Sorry to finish on a negative note, but I know what I would do were I in your shoes.

 

[GrenMeera]

Denial - I truly appreciate your attention to this matter.

I will respond numerically.

(2) Yes, I did forget to write cubed here, it was a typo and a good catch.

(3) The WREH defines alpha a bit more detailed than I, however mathematically, it should not matter. I never need the deflection of any point after it has hit the sea-bed. I know the deflection... it will be the sea depth. So I can trust alpha for the shape of the curve as it approaches the sea-bed fairly accurately. All it represents is the distances along the tangential line between anchors, which is static.

(4) I did have doubts about 'w'. Would the above equation converting weight along chain to horizontal component, w * sec(alpha), be more appropriate?

(5) I scrapped the equations due to chain lying on the sea-bed after I found the horizontal component. This is because, despite not laying taught and free, if friction is small enough, the horizontal components should equate to about the same. It's the final tension and the vertical tension that would be off due to the sea-bed. Please correct me if I am way off about this, but my accuracy doesn't need to be THAT precise, just precise enough to apply forces to move the craft, or balance the craft accordingly (multiple mooring lines), and show in a digital display that somebody can eyeball and feel comfortable with. I can't estimate data fully, due to sea-depth being variable, the shape of the catenary could be drastically different.

The two equations I used instead are found in a power point that was E-mailed to me:

http://www.google.com/url?sa=t&source=web&cd=1&ved=0CBIQFjAA&url=http://

http://www.pe.tamu.edu/schubert/pub...N2fIscZxM61NOEpaA&sig2=NBnw3G33kF_dmJkVKDKKig

(7) There is a finite set of data to expect, yes. I have already limited the data within this set, but thank you for the suggestions.
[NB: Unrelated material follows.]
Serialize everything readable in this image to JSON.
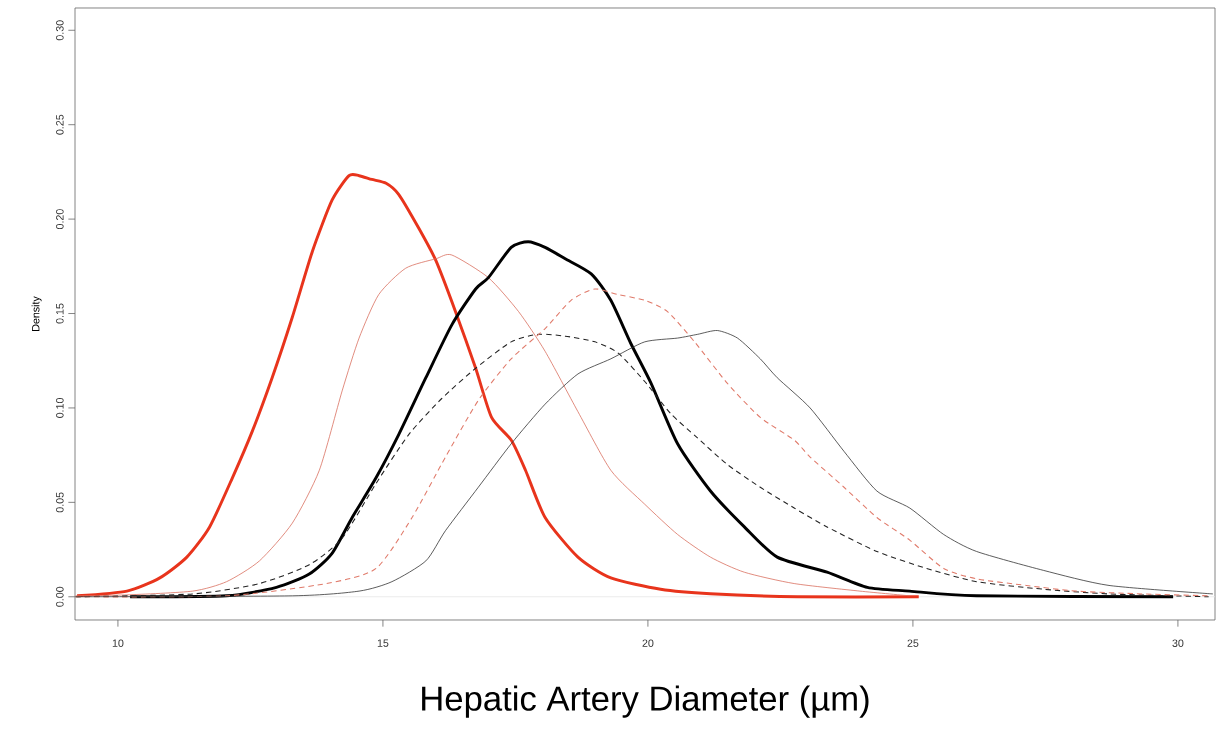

No problem on the "negativity". I asked on a forum so that I can get feedback. I appreciate when professionals have criticisms much more so than when they full out agree. You can get much better feedback that way.

 

[Denial]

On (4), yes, use w = w' * sec(alpha) to get the weight per unit of horizontal distance.

On (5), I am not in a position to comment on what is "adequate".

Happy programming.

 

[chicopee]

I read your question sometime ago but I just got around to develop a possible solution. See my attachment for the solution. It is an example taken from one of my old textbooks and I expanded the problem to take into consideration a receeding tide. Several years ago I worked on a catenary problem and I developed a converging solution for the value of "C" so if interested I'll post the decision diagram for your program.